Allélouia, joie bonheur allégresse !
Il est là le socle commun de moultes vocations enseignantes. Ce moment béni qui n'occupe malheureusement que  25 à 30% de mon temps...

Quand le prof de math à barbichette se précipite sur son camping-car à crédit pour se rendre à la manif anti ogm la plus proche d'un lieu fort chargé en histoire et en culture, avec toilettes et eau pour une somme modique. Après qu'il aura fait le plein de gasoil, c'est que ça consomme ces bestiaux, il mangera des carottes bio et se roulera un p'tit clop au roquefort en hommage à José Bové. Alors, il se tournera vers le pont du Gard et ses siècles qui le contemplent, exhalera doucement et se demandera ou va le monde et s'il a bien fait de voter Bayrou en cachette de ses collègues.

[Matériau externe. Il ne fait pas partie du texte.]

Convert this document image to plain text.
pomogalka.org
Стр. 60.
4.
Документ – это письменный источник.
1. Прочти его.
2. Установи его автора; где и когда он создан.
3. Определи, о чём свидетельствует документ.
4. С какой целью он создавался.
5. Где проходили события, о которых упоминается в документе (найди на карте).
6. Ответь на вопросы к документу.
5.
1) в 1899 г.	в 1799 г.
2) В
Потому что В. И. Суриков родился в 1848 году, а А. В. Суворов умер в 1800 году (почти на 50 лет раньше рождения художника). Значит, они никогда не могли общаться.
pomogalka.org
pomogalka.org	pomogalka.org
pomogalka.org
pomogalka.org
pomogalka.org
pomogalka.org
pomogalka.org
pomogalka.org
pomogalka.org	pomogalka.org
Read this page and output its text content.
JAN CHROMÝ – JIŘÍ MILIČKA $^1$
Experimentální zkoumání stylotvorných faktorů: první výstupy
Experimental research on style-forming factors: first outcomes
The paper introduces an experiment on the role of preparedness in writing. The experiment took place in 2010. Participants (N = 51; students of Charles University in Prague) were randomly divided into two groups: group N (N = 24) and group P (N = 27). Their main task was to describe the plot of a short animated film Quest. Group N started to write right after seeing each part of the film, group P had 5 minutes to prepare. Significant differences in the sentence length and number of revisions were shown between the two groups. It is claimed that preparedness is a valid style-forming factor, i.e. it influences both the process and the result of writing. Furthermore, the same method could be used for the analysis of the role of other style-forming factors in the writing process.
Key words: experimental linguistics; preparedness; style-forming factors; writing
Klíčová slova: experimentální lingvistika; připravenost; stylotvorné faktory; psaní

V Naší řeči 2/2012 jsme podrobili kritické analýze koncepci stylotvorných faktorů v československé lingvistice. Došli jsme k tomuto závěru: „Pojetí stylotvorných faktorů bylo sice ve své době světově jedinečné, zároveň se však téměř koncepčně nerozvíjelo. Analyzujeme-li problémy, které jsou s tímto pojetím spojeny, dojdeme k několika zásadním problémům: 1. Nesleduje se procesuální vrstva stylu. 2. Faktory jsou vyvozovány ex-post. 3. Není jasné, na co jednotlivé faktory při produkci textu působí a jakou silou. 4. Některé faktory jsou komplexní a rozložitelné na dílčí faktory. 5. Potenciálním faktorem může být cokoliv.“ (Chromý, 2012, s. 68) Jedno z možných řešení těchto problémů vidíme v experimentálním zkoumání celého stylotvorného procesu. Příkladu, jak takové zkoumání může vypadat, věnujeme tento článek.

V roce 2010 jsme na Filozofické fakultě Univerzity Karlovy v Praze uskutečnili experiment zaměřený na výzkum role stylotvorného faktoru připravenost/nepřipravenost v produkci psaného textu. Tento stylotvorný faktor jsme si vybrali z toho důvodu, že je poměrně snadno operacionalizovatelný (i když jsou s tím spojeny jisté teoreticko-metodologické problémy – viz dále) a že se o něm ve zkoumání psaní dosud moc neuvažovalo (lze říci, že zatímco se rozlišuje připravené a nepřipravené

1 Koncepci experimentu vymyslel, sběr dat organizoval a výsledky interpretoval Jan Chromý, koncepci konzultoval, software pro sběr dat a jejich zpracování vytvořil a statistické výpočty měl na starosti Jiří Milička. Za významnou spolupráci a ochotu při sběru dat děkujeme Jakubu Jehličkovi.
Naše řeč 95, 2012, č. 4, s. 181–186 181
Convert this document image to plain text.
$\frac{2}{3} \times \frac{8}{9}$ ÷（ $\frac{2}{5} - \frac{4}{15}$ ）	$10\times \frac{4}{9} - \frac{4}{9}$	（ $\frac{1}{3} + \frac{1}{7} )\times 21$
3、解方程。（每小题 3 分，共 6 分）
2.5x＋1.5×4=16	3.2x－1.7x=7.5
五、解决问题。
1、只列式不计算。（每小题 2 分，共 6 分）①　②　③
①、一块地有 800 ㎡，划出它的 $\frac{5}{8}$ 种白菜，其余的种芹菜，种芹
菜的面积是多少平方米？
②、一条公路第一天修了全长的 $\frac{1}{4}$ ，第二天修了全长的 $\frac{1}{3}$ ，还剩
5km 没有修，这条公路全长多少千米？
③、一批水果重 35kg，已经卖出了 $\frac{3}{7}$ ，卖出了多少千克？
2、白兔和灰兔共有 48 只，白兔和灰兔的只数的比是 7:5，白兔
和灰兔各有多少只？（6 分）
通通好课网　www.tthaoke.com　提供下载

Le propre de l'homme est de s'interroger sur les actes fondamentaux qui l'ont fait tel qu'il est. Ici et maintenant : un enseignant solitaire, le regard un peu plissé tourné vers respectivement, le soleil couchant et d'autres aventures.
Pourquoi, pourquoi, POURQUOI ? Why, porque, warum ? polygloterais-je volontier, taquin que je suis, qui aime à me surprendre en me parlant une langue étrangère que je ne maitrise pas toujours.

Pourquoi des vacances de pâques si tard après pâques, ou alors en bon laïque, pardon mon dieu, des vacances de printemps... si tard après le printemps, qui coïncide d'ailleurs assez bien avec Pâques, encore un coup du lobby judéo-chrétien ?

Pourquoi le mot abréviation est-il si long ?

Pourquoi un camping-car, pourquoi pas une tente décathlon comme celles qui fleurissent sur le canal Saint-Martin dès qu'Amélie Poulain, cette molasse, tourne le dos ?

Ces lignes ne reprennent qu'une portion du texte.